Изменить размер шрифта - +
Он сам поехал туда. Работал в структурах Азербайджанского народного конгресса. Это все «белые страницы» в истории Советского Союза и Азербайджана. Тогда появилась уникальная возможность наконец соединить две части Азербайджана, но вы знаете, что из этой затеи ничего не вышло.

Внучка принесла чай в стаканах, напоминающих форму груши. В небольших вазочках было два сорта варенья. Из белой черешни и из грецких орехов. И еще была ваза с колотым сахаром. Шекерджийский подвинул вазочки гостю.

– У меня диабет, – вздохнул он, – поэтому я пью чай со своим особым сахаром. – Он достал небольшую коробочку и бросил белую таблетку в свой стакан.

– И ваш отец стал заместителем заведующего отделом агитации и пропаганды, – вежливо продолжал Дронго, – говорят, что он решал, кому можно покинуть охваченные революционным брожением районы.
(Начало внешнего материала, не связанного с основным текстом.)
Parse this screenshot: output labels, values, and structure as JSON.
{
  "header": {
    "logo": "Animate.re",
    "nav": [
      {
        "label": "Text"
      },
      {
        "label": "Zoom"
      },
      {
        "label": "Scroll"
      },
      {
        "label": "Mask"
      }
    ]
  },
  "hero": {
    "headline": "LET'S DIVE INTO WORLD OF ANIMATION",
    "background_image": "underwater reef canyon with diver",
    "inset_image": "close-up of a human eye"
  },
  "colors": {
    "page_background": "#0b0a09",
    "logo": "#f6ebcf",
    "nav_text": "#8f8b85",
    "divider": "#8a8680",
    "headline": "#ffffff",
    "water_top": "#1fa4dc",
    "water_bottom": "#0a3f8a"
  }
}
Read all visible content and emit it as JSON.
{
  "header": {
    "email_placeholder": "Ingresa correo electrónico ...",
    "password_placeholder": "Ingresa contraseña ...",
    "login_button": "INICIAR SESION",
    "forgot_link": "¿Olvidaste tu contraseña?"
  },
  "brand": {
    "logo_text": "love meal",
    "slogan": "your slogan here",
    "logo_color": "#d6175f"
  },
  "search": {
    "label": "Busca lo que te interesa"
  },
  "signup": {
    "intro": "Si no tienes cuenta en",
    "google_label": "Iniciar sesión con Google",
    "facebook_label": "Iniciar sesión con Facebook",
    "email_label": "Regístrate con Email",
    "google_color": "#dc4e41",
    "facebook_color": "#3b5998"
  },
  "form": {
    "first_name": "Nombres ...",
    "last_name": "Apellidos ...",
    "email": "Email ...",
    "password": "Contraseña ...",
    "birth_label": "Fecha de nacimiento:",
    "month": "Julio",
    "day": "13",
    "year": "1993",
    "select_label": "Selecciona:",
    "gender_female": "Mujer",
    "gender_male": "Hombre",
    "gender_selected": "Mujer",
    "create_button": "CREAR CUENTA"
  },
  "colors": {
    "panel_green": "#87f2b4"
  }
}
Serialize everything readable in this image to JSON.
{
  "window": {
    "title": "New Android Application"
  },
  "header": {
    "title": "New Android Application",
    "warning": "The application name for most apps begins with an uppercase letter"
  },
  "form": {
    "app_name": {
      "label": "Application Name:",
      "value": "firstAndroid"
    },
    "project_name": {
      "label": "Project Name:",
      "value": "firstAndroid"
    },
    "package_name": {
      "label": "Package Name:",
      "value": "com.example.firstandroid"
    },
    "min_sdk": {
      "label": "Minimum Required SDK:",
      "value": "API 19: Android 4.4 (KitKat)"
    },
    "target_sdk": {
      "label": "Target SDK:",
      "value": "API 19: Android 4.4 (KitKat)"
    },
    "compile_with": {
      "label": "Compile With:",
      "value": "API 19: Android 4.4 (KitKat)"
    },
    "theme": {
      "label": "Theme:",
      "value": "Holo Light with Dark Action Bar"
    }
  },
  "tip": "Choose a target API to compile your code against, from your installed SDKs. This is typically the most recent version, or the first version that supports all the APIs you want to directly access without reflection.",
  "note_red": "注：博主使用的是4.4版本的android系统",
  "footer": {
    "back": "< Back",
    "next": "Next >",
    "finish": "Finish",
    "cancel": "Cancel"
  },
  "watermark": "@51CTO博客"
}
– Он выдавал разрешения, – кивнул Шекерджийский, – но не только он один. У него были хорошие отношения с Саламуллой Джавидом – министром внутренних дел национального правительства Южного Азербайджана. У нас даже была их совместная фотография. Я могу вам ее показать. Лейла, принеси мне альбом, – попросил он внучку.

Внучка принесла большой старый альбом. Шекерджийский раскрыл его, показывая старую фотографию.

– Третий справа – Гуламрза Илхами, министр финансов революционного правительства, – пояснил он, показывая фотографию гостю.

– Очень интересно, – вежливо заметил Дронго.

– А вот другая фотография, – достал следующую карточку Казым Арсенович. – Здесь мой отец с самим Мирзой Ибрагимовым. Тот был не только известным писателем, но и председателем Советского комитета солидарности со странами Азии и Африки. На этой фотографии мой отец с братом-полковником, – показывал Казым Арсенович снимок. – Вы, наверно, слышали, что дочь моего брата вышла замуж за родственника Каджаров и они живут в Москве. Уже много лет. Вот на этой фотографии их семья. Ее муж, его брат, их отец и дед. Ее дедушка был немного не в своем уме. Он знал про алмаз, который хранился у нас, и все время доказывал, что этот камень принадлежит их семье. Он умер лет двадцать пять назад. Но говорят, что он даже звонил ювелирам и всех предупреждал об этом камне. Мой отец всегда относился к нему как к обычному городскому сумасшедшему.

– А чем занимается муж вашей племянницы?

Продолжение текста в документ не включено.